耳を澄ませば虫の鳴き声が⋯⋯と、言いたいところだが
「ん⁉︎」
何故だろう⋯⋯女の人の艶かしい声が聞こえてくる。
私はとっさに草むら隠れの術で息を潜めた。
いけないと思いつつも、ついつい耳に意識を集中させて声がする方角を探る。
どうやら声は女子棟の物陰から聞こえてくるようだ。
“サササ、ササーッ”
と、これもまたついついだけど、両手に木の枝を持ちながら物陰に忍び寄ってしまい。
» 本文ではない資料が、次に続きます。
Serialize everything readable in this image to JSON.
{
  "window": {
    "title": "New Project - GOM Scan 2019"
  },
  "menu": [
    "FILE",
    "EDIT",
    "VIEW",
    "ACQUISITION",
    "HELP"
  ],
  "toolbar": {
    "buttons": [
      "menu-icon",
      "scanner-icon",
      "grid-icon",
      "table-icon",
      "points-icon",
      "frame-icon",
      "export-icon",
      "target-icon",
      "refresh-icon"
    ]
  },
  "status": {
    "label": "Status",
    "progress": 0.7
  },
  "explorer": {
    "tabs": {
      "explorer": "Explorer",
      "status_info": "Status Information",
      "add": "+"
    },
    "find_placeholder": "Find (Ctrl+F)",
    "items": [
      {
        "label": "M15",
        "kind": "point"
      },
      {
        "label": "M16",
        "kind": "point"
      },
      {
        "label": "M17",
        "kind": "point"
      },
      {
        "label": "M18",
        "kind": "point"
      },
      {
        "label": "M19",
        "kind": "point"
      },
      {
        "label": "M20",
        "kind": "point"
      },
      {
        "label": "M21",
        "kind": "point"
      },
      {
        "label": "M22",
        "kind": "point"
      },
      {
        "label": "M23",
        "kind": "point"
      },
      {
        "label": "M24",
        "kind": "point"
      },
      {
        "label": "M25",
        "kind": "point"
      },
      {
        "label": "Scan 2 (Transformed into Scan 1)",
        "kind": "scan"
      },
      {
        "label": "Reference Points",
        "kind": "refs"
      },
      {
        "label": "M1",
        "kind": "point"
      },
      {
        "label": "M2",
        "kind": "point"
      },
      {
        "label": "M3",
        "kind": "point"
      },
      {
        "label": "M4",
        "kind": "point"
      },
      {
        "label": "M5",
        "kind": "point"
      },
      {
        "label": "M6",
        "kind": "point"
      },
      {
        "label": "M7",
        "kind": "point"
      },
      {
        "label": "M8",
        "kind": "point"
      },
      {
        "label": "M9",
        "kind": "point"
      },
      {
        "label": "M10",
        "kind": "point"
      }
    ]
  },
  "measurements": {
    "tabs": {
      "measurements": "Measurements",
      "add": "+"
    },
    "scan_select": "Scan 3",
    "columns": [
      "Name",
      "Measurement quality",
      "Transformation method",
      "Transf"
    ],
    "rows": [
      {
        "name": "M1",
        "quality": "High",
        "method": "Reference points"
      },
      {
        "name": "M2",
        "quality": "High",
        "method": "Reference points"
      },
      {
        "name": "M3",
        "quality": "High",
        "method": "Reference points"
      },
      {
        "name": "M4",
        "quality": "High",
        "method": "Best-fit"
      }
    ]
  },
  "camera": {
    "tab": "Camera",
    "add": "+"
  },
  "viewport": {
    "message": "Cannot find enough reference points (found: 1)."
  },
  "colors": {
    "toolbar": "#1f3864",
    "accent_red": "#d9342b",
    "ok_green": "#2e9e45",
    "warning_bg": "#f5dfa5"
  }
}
顔をのぞきこませてしまった。
「⁉︎」
驚いたことに杏樹ちゃんが顔を紅らめながら、唾液を絡ませた舌を国城さんの耳に這わせているのだ。
国城さんも顔を紅らめながらとろけたような表情で湿った息を漏らすように艶かしい声をあげている。
「カエナもうこれで終わりなの?」
「い、いやぁ⋯⋯」
杏樹ちゃんが国城さんを抱き寄せて囁く姿はたしかにお姫様なんかじゃない。
2人がイメージとは逆だと言ってのはこのことだったのか⁉︎
だけどダラりとしてこんな甘えた顔をする国城さんをはじめて見た気がする。
よく見たらボタンが外れて胸元がはだけてるし。
杏樹ちゃんは勢いが収まらずに国城さんの下の方にまで手を忍ばせてきた。
「んッ」
強く反応した国城さんが体を大きく反らせる。
私はさっきから何を実況しているんだ。
指に髪を絡ませながら見つめ合う2人は今にも唇同士が重なり合いそうだ。
そのまま2人は艶かしい目つきで私の方を向いた。
「え?」
“バレてたー!“
ウソ⁉︎ いつから気づいてたの? さっきからこっちを見つめたままだし⋯⋯
「月野木さんも仲間に入る?」
”えーッ⁉︎“
「ダメだよ、杏樹。月野木さんには東堂さんがいるんだから」
ちょっと待って! ちょっと待って! あの違うから。あかねとはそんなんじゃくなくて⋯⋯
ああー、言っている場合じゃない。どうしよう、どうしよう。
狼狽えていると突然、スマホの警報音が一斉に鳴り出した。
”ビィ、ビィ、ビィ、ビィ、ビィ“
直後に当直で見張りをしていた東坂君の声が響く。